COVID-19: les pénitenciers du Québec sont visés par une action collective

MONTRÉAL — Le Service correctionnel du Canada est visé par une demande d’action collective: les détenus des pénitenciers du Québec lui reprochent d’avoir compromis leur santé et leur sécurité pendant la pandémie de la COVID-19.

Le Service correctionnel a agi «trop peu et trop tard», est-il allégué.

Cette inaction a favorisé l’éclosion de COVID-19 dans plusieurs pénitenciers fédéraux du Québec, peut-on lire dans la procédure, par laquelle il est demandé à la Cour la permission d’intenter une action collective.

Le Service correctionnel du Canada (SCC) a exposé la population carcérale à cette maladie et à des conditions d’incarcération «significativement détériorées», est-il écrit.

En date de lundi, dans un seul établissement carcéral fédéral, celui pour femmes de Joliette, il y avait 51 détenues qui avaient été contaminées par la COVID-19.

Au total, 114 personnes incarcérées dans des pénitenciers au Québec ont contracté la maladie. Le Québec est de loin la province où il y a le plus de cas, selon les chiffres du SCC.

L’action collective a été signifiée au Procureur général du Canada lundi. Il est responsable du SCC, qui s’occupe de l’incarcération des personnes condamnées à plus de deux ans de prison.

Si elle est autorisée, l’action collective sera au bénéfice de tous les détenus emprisonnés dans des établissements fédéraux depuis le 13 mars.

Celle qui doit être la représentante du groupe est Joëlle Beaulieu, incarcérée dans le pénitencier de Joliette depuis environ un an.

Elle effectuait des tâches ménagères au sein du pénitencier et nettoyait entre autres les locaux de l’administration. Elle y a contracté la COVID-19. Elle soutient que l’établissement carcéral a négligé la santé des détenues.
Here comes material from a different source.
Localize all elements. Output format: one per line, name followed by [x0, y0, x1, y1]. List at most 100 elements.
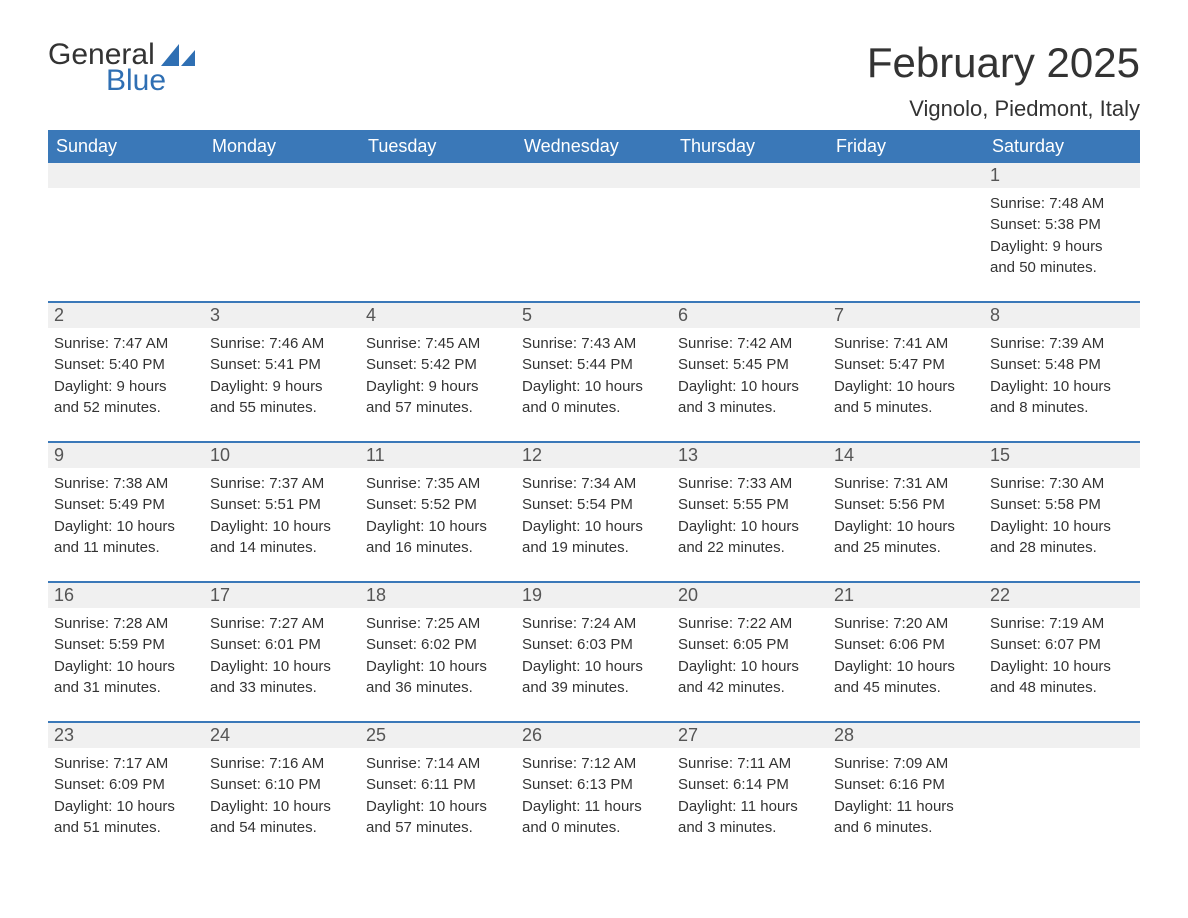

Mme Beaulieu affirme ne pas avoir été immédiatement testée, et laissée dans son unité de résidence, avec d’autres femmes, malgré le risque de contamination. Par la suite, elle a été déplacée, plus d’une fois, dans d’autres unités d’habitation.
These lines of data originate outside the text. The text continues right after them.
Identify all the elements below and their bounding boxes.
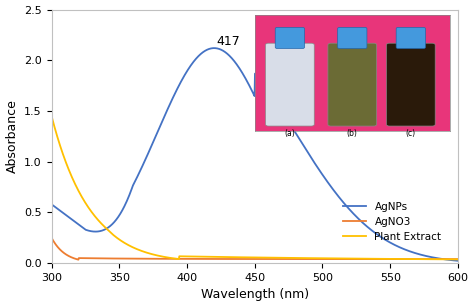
AgNO3 [75,258,81,262]
AgNO3 [455,257,461,261]
AgNPs [366,226,372,230]
Plant Extract [213,255,219,259]
Plant Extract [228,255,233,259]
Line: Plant Extract: Plant Extract [52,116,458,259]
AgNPs [211,46,217,50]
Plant Extract [455,258,461,261]
AgNO3 [213,257,219,261]
AgNO3 [374,257,379,261]
AgNO3 [366,257,372,261]
AgNPs [49,203,55,206]
Plant Extract [328,257,334,260]
Line: AgNPs: AgNPs [52,48,458,261]
AgNPs [213,46,219,50]
AgNO3 [228,257,234,261]
Line: AgNO3: AgNO3 [52,238,458,260]
AgNPs [455,259,461,262]
AgNPs [374,232,379,235]
AgNO3 [91,256,96,260]
AgNO3 [328,257,334,261]
Text: 417: 417 [217,35,241,48]
Plant Extract [90,212,96,216]
Plant Extract [373,257,379,261]
Y-axis label: Absorbance: Absorbance [6,99,18,173]
Plant Extract [365,257,371,261]
AgNO3 [49,236,55,240]
AgNPs [328,185,334,188]
Legend: AgNPs, AgNO3, Plant Extract: AgNPs, AgNO3, Plant Extract [340,199,445,245]
AgNPs [90,230,96,233]
Plant Extract [49,114,55,118]
X-axis label: Wavelength (nm): Wavelength (nm) [201,289,309,301]
AgNPs [228,56,234,59]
Elle soutient de plus ne pas avoir eu l’aide et les soins nécessaires alors qu’elle a été très malade. Isolée dans sa cellule, elle a fait des crises de panique.

Dans la poursuite, il est reproché aux services correctionnels de ne pas avoir pris toutes les mesures utiles pour assurer aux détenus un environnement sécuritaire, qui ne porte pas atteinte à leur dignité.
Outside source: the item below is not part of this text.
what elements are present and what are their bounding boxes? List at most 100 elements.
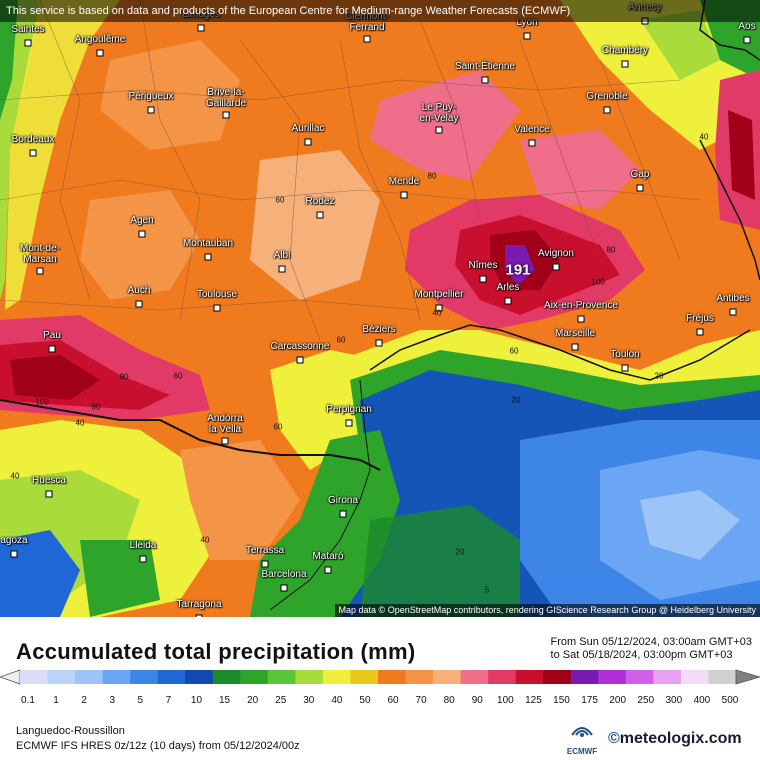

Lorsque des mesures de protection ont finalement été mises en place, des détenus se sont retrouvés isolés, confinés dans leurs cellules, avec des contacts limités avec l’extérieur. 

Cela a exacerbé les problèmes de santé mentale de certains détenus.

Et puis, les services correctionnels auraient pu libérer des détenus, sans danger pour la population, comme l’avait demandé l’Association des avocats et avocates en droit carcéral du Québec, peut-on lire dans la procédure.

Il y est réclamé 100 $ en dommages compensatoires et punitifs par détenu, par jour de détention, depuis le 13 mars, en plus d’une somme de 500 $ par ceux qui ont été infectés par le virus causant la COVID-19.

L’action collective doit recevoir le feu vert d’un juge avant de pouvoir franchir toutes les étapes menant à un procès.